The curve is only part of the picture. The other variable is the concept of perceived risk. Risk in this model is loosely defined as the likelihood of an expected benefit versus the expected cost. Costs include implementation but also opportunity cost, and negative side-effects. For those corporations that view social computing investments as low risk/high reward the decision to implement social media in any economic climate is “obvious”. As perceived risk increases however, it would require the company performance to either increase substantially or decrease substantially relative to the perceived risk they place on collaborative technology.

So what does this mean when times are tough? Well, based on this model, I would speculate that corporate performance on average will decline creating a stronger likelihood for adoption of social computing initiatives even at higher perceived risk. Companies that in the past wouldn’t have tried to leverage social computing may actually be willing to “give it a try”. The success/failures of those initiatives will eventually have an impact on perceived risk as stories mount that either prove/disprove the real costs & benefits.

It’s a fairly basic exploratory model and I’d be interested to hear your thoughts. Is your organization about to implement enterprise 2.0 applications? Would they fit this model?

5 comments:

Adam Christensen said...

Rex, this is very interesting. You've hit on something I guess I intuitively recognized, but didn't really about at length. That the companies who are most willing to take risks on social media are those who either have nothing left to lose , or those who can afford to take some risks because they are doing rather well. I work at IBM. I think your thoughts are accurate. And I see my colleagues who are doing some of the most interesting work sit in one of those camps. They either got into their social media as a result of duress at that time (Dell, GM, JetBlue, etc.) or those who got into it because they were doing well and could afford to take risks. Intriguing.

Dennis D. McDonald said...

Rex,

It's good to see this type of analysis.

One dimension I think that is also important to consider is the willingness of the organization to believe that there is a connection between social media and innovation and/or productivity. I think this willingness is related partly to whether social media are treated as an application (which impacts specific processes) or part of infrastructure (which impacts multiple processes).

When people are pushed to the wall some tend to look at multiple options and may want to try many different things; this argues for an application- or process-specific implementation of social media, since I suspect that many companies with their backs against the wall see infrastructure changes as potentially too disruptive.

Dennis McDonald
http://www.ddmcd.com

Rex Lee said...

Adam, Thanks for comment. I think you have some excellent examples. Another company we could add to the list would be Starbucks.

russellpearson said...

The real momentum, the proof of the pudding here, will I believe be if/when the ROI of can be demonstrated. In this I'm convinced that those organisations that adopt first will have a big productivity advantage over their peers.
The risk is however, that as the Credit Crunch continues and risk itself either increases, or is perceived to increase, that companies will become very wary of adopting 2.0.
In all of this however, people, i.e the employees are still going to carry on using social media and 2.0 at work as much as at home.
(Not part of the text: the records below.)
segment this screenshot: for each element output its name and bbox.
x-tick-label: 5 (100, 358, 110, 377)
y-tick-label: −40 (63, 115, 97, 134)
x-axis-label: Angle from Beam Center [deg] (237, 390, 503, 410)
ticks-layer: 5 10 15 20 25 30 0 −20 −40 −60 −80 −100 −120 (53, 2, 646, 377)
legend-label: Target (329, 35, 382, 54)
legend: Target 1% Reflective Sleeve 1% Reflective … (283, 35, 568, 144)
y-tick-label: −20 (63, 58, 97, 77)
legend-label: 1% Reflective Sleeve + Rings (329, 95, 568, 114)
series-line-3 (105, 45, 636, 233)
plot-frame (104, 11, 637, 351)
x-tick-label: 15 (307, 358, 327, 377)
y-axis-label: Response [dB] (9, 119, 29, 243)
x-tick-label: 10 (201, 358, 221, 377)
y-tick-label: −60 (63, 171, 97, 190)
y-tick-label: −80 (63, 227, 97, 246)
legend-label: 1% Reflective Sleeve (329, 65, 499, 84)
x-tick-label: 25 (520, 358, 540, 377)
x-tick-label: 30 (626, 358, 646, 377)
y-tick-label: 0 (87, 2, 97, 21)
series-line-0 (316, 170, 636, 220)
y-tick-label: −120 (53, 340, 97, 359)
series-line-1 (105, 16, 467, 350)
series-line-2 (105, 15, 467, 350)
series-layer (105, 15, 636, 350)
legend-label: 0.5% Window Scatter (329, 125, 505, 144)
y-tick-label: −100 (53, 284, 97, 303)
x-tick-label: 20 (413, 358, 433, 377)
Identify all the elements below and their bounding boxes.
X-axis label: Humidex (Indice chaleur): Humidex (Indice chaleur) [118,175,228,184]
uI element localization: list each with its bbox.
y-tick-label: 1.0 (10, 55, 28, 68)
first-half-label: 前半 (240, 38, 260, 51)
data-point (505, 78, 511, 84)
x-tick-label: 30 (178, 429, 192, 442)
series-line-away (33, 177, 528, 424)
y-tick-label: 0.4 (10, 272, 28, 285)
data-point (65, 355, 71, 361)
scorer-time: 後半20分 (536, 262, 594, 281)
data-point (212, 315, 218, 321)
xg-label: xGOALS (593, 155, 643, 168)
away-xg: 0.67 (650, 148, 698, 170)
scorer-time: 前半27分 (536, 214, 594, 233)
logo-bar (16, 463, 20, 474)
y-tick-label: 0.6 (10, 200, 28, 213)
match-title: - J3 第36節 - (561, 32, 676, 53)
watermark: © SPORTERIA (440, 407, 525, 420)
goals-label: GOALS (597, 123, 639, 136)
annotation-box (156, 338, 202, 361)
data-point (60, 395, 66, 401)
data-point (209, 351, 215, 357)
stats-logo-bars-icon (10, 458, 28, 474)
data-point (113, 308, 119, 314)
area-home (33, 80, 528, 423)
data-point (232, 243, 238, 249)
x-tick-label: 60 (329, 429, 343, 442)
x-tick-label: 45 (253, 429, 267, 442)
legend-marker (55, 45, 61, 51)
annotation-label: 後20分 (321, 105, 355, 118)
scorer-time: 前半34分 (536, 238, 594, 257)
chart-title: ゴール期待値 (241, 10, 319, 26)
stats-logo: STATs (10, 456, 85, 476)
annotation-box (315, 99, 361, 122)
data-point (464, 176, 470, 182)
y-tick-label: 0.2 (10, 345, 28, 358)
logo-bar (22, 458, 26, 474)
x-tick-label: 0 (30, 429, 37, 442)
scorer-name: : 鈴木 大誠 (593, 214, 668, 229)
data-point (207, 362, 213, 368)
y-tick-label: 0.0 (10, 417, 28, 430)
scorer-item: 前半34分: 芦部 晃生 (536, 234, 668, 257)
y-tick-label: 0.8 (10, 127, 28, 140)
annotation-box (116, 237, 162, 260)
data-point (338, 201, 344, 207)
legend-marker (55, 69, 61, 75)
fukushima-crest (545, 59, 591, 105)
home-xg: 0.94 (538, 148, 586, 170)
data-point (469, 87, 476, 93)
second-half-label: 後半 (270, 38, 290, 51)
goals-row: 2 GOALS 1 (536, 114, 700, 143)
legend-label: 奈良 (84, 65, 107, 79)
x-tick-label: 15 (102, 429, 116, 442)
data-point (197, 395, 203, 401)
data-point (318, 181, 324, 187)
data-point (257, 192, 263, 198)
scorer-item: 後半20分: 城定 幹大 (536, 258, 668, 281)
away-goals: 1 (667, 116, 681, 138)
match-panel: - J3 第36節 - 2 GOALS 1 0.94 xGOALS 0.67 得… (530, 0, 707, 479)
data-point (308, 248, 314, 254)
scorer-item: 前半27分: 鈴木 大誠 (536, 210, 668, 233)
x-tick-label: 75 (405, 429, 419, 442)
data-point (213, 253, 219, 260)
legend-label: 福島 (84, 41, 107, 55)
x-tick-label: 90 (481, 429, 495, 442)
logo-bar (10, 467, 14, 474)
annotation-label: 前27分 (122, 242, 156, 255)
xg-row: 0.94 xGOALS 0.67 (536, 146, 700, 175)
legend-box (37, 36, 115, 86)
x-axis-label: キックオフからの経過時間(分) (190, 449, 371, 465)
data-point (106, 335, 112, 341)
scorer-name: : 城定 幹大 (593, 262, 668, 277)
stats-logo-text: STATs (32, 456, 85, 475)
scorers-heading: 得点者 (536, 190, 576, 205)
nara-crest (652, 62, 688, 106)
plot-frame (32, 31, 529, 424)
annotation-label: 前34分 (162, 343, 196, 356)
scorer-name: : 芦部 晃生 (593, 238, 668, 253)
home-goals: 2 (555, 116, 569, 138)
I suspect here too that those most adverse to risk will want to close down those dialogues, a result that would be a loss to both parties.

deb said...

Heh Rex. I found this very interesting and very optimistic. Though I hope I'm wrong, I fear the challenge for the 'nothing to lose' end of the spectrum is that you still need to be smart and have people around you who know what Web 2.0 can and cannot do. If there's 'panic in the streets' it may be very hard to hear the few voices of reason who may be suggesting untried Web 2.0 solutions.